Initial point = (0,-3): Converges, 5 iterations, x_min = 0, y_min = -2.326
    
Initial point = (-1,-2): Converges, 26 iterations, x_min = -0.064, y_min = -2.326

Conclusion: Different initial points may yield different values for x and y. Sometimes you may end up with local optimum, and sometimes global optimum.
    
## Stopping criterion

So far, the stopping criterion has always been a combination of maximum number of iterations and convergence of the values of the function. Try editing the code to change the stopping criterion from the convergence of the function to the value of $f^2_x(x_n,y_n)+f^2_y(x_n,y_n)$ being smaller than a small number.

In [6]:
# Feel free to set your own constants

import numpy as np

next_x = 2 # Initial point # students to set 
next_y = 1 # Initial point # students to set
alpha = 0.05 # Learning rate # students to set
epsilon = 0.0001 # Stopping criterion constant # students to set
max_iters = 1000 # Maximum number of iterations # students to set

# Partial derivatives and function
partialf_x = lambda x,y: 2*x # students to fill in formula
partialf_y = lambda x,y: 4*y**3+9*y**2-2*y-3 # students to fill in formula
func = lambda x,y: x**2+y**4+3*y**3-y**2-3*y # students to fill in formula

next_func = func(next_x,next_y) # Initial value of function

for n in range(max_iters):
    current_x = next_x
    current_y = next_y
    current_func = next_func
    next_x = current_x-alpha*partialf_x(current_x,current_y) # update of x
    next_y = current_y-alpha*partialf_y(current_x,current_y) # update of y
    next_func = func(next_x,next_y)
    partial_norm = (partial_f(next_x,next_y)**2) + partial_f(next_x,next_y)**2 # stopping criterion: (f_x)^2+(f_y)^2 # student to fill in 
    print("Iteration",n+1,": x = ",next_x,", y = ",next_y,", f(x,y) = ",next_func)
    if partial_norm<epsilon:
        break

NameError: name 'partial_f' is not defined

With all parameters constant except the initial points, what do you observe?

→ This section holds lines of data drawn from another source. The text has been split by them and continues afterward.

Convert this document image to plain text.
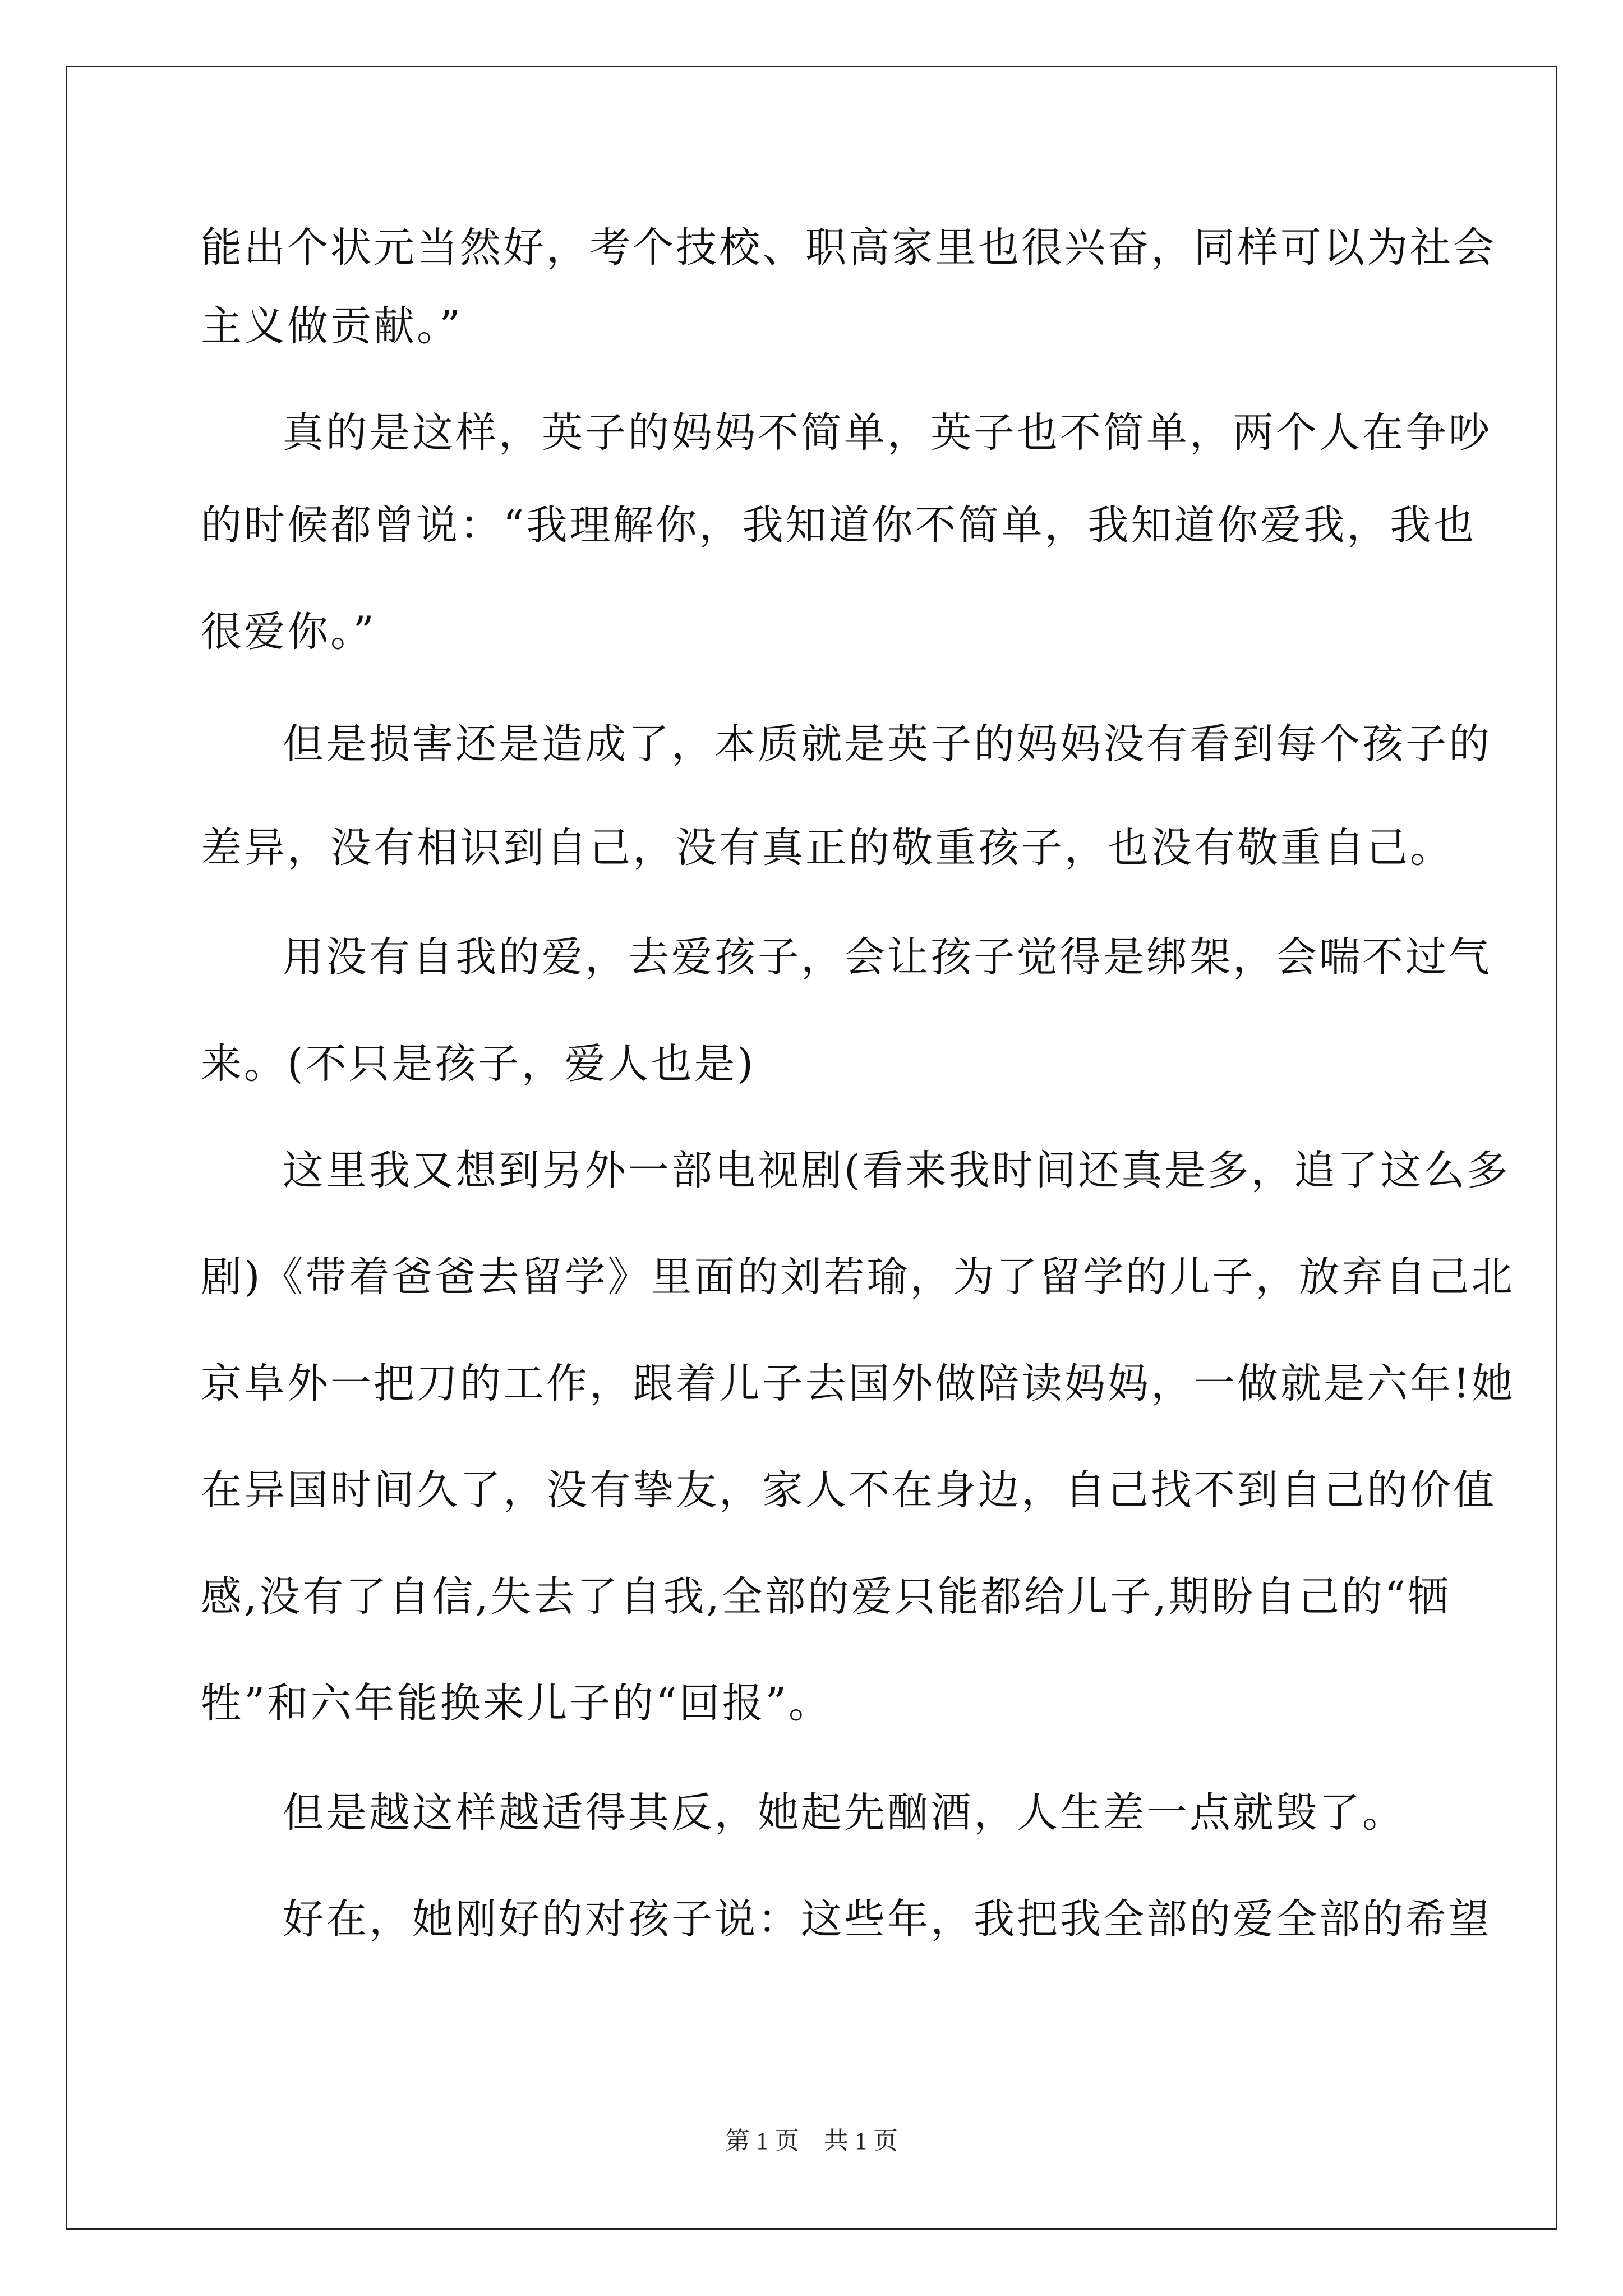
能出个状元当然好，考个技校、职高家里也很兴奋，同样可以为社会
主义做贡献。”
真的是这样，英子的妈妈不简单，英子也不简单，两个人在争吵
的时候都曾说：“我理解你，我知道你不简单，我知道你爱我，我也
很爱你。”
但是损害还是造成了，本质就是英子的妈妈没有看到每个孩子的
差异，没有相识到自己，没有真正的敬重孩子，也没有敬重自己。
用没有自我的爱，去爱孩子，会让孩子觉得是绑架，会喘不过气
来。(不只是孩子，爱人也是)
这里我又想到另外一部电视剧(看来我时间还真是多，追了这么多
剧)《带着爸爸去留学》里面的刘若瑜，为了留学的儿子，放弃自己北
京阜外一把刀的工作，跟着儿子去国外做陪读妈妈，一做就是六年!她
在异国时间久了，没有挚友，家人不在身边，自己找不到自己的价值
感,没有了自信,失去了自我,全部的爱只能都给儿子,期盼自己的“牺
牲”和六年能换来儿子的“回报”。
但是越这样越适得其反，她起先酗酒，人生差一点就毁了。
好在，她刚好的对孩子说：这些年，我把我全部的爱全部的希望
第 1 页　共 1 页
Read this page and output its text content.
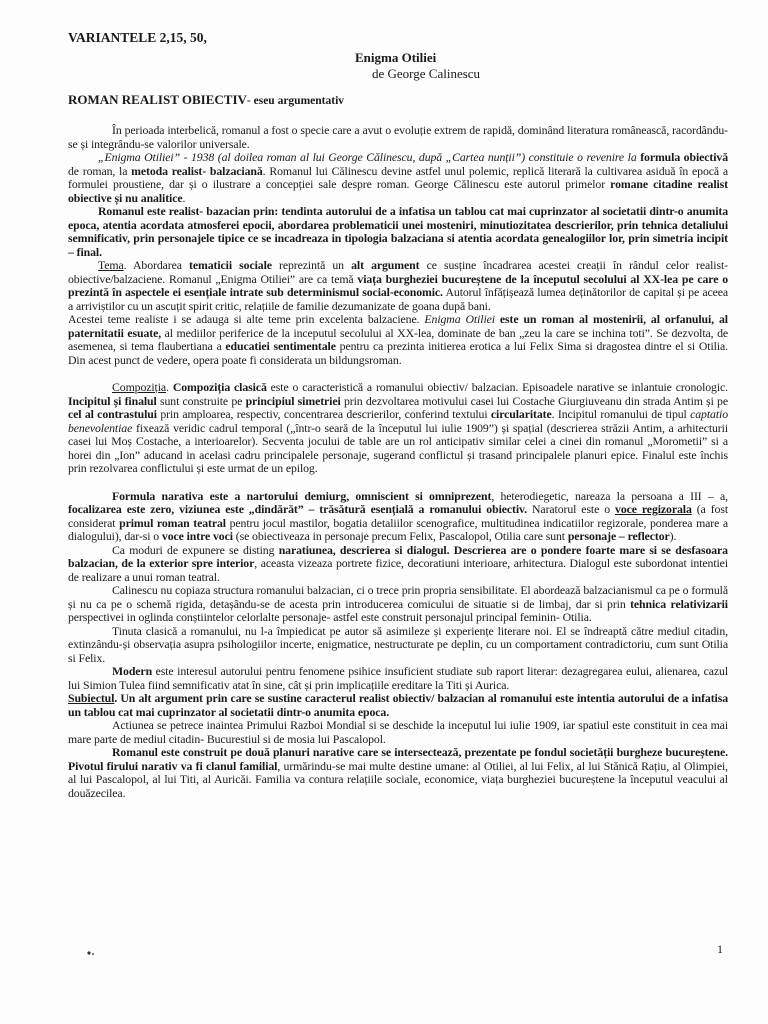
VARIANTELE 2,15, 50,
Enigma Otiliei
de George Calinescu
ROMAN REALIST OBIECTIV- eseu argumentativ

În perioada interbelică, romanul a fost o specie care a avut o evoluție extrem de rapidă, dominând literatura românească, racordându-se și integrându-se valorilor universale.

„Enigma Otiliei” - 1938 (al doilea roman al lui George Călinescu, după „Cartea nunții”) constituie o revenire la formula obiectivă de roman, la metoda realist- balzaciană. Romanul lui Călinescu devine astfel unul polemic, replică literară la cultivarea asiduă în epocă a formulei proustiene, dar și o ilustrare a concepției sale despre roman. George Călinescu este autorul primelor romane citadine realist obiective și nu analitice.

Romanul este realist- bazacian prin: tendinta autorului de a infatisa un tablou cat mai cuprinzator al societatii dintr-o anumita epoca, atentia acordata atmosferei epocii, abordarea problematicii unei mosteniri, minutiozitatea descrierilor, prin tehnica detaliului semnificativ, prin personajele tipice ce se incadreaza in tipologia balzaciana si atentia acordata genealogiilor lor, prin simetria incipit – final.

Tema. Abordarea tematicii sociale reprezintă un alt argument ce susține încadrarea acestei creații în rândul celor realist-obiective/balzaciene. Romanul „Enigma Otiliei” are ca temă viața burgheziei bucureștene de la începutul secolului al XX-lea pe care o prezintă în aspectele ei esențiale intrate sub determinismul social-economic. Autorul înfățișează lumea deținătorilor de capital și pe aceea a arriviștilor cu un ascuțit spirit critic, relațiile de familie dezumanizate de goana după bani.

Acestei teme realiste i se adauga si alte teme prin excelenta balzaciene. Enigma Otiliei este un roman al mostenirii, al orfanului, al paternitatii esuate, al mediilor periferice de la inceputul secolului al XX-lea, dominate de ban „zeu la care se inchina toti”. Se dezvolta, de asemenea, si tema flaubertiana a educatiei sentimentale pentru ca prezinta initierea erotica a lui Felix Sima si dragostea dintre el si Otilia. Din acest punct de vedere, opera poate fi considerata un bildungsroman.

Compoziția. Compoziția clasică este o caracteristică a romanului obiectiv/ balzacian. Episoadele narative se inlantuie cronologic. Incipitul și finalul sunt construite pe principiul simetriei prin dezvoltarea motivului casei lui Costache Giurgiuveanu din strada Antim și pe cel al contrastului prin amploarea, respectiv, concentrarea descrierilor, conferind textului circularitate. Incipitul romanului de tipul captatio benevolentiae fixează veridic cadrul temporal („într-o seară de la începutul lui iulie 1909”) și spațial (descrierea străzii Antim, a arhitecturii casei lui Moș Costache, a interioarelor). Secventa jocului de table are un rol anticipativ similar celei a cinei din romanul „Morometii” si a horei din „Ion” aducand in acelasi cadru principalele personaje, sugerand conflictul și trasand principalele planuri epice. Finalul este închis prin rezolvarea conflictului și este urmat de un epilog.

Formula narativa este a nartorului demiurg, omniscient si omniprezent, heterodiegetic, nareaza la persoana a III – a, focalizarea este zero, viziunea este „dindărăt” – trăsătură esențială a romanului obiectiv. Naratorul este o voce regizorala (a fost considerat primul roman teatral pentru jocul mastilor, bogatia detaliilor scenografice, multitudinea indicatiilor regizorale, ponderea mare a dialogului), dar-si o voce intre voci (se obiectiveaza in personaje precum Felix, Pascalopol, Otilia care sunt personaje – reflector).

Ca moduri de expunere se disting naratiunea, descrierea si dialogul. Descrierea are o pondere foarte mare si se desfasoara balzacian, de la exterior spre interior, aceasta vizeaza portrete fizice, decoratiuni interioare, arhitectura. Dialogul este subordonat intentiei de realizare a unui roman teatral.

Calinescu nu copiaza structura romanului balzacian, ci o trece prin propria sensibilitate. El abordează balzacianismul ca pe o formulă și nu ca pe o schemă rigida, detașându-se de acesta prin introducerea comicului de situatie si de limbaj, dar si prin tehnica relativizarii perspectivei in oglinda conștiintelor celorlalte personaje- astfel este construit personajul principal feminin- Otilia.

Tinuta clasică a romanului, nu l-a împiedicat pe autor să asimileze și experiențe literare noi. El se îndreaptă către mediul citadin, extinzându-și observația asupra psihologiilor incerte, enigmatice, nestructurate pe deplin, cu un comportament contradictoriu, cum sunt Otilia si Felix.

Modern este interesul autorului pentru fenomene psihice insuficient studiate sub raport literar: dezagregarea eului, alienarea, cazul lui Simion Tulea fiind semnificativ atat în sine, cât și prin implicațiile ereditare la Titi și Aurica.

Subiectul. Un alt argument prin care se sustine caracterul realist obiectiv/ balzacian al romanului este intentia autorului de a infatisa un tablou cat mai cuprinzator al societatii dintr-o anumita epoca.

Actiunea se petrece inaintea Primului Razboi Mondial si se deschide la inceputul lui iulie 1909, iar spatiul este constituit in cea mai mare parte de mediul citadin- Bucurestiul si de mosia lui Pascalopol.

Romanul este construit pe două planuri narative care se intersectează, prezentate pe fondul societății burgheze bucureștene. Pivotul firului narativ va fi clanul familial, urmărindu-se mai multe destine umane: al Otiliei, al lui Felix, al lui Stănică Rațiu, al Olimpiei, al lui Pascalopol, al lui Titi, al Auricăi. Familia va contura relațiile sociale, economice, viața burgheziei bucureștene la începutul veacului al douăzecilea.

1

epsilon = 0.01: Converges, 36 iterations, x_min = 0.045, y_min = 0.607, f=-1.38

epsilon = 0.001: Converges, 46 iterations, x_min = 0.016, y_min = 0.607, f=-1.38

epsilon = 0.0001: Converges, 57 iterations, x_min = 0.016, y_min = 0.607, f=-1.38

Conclusion: The smaller the epsilon, the more iterations it will take for the algorithm.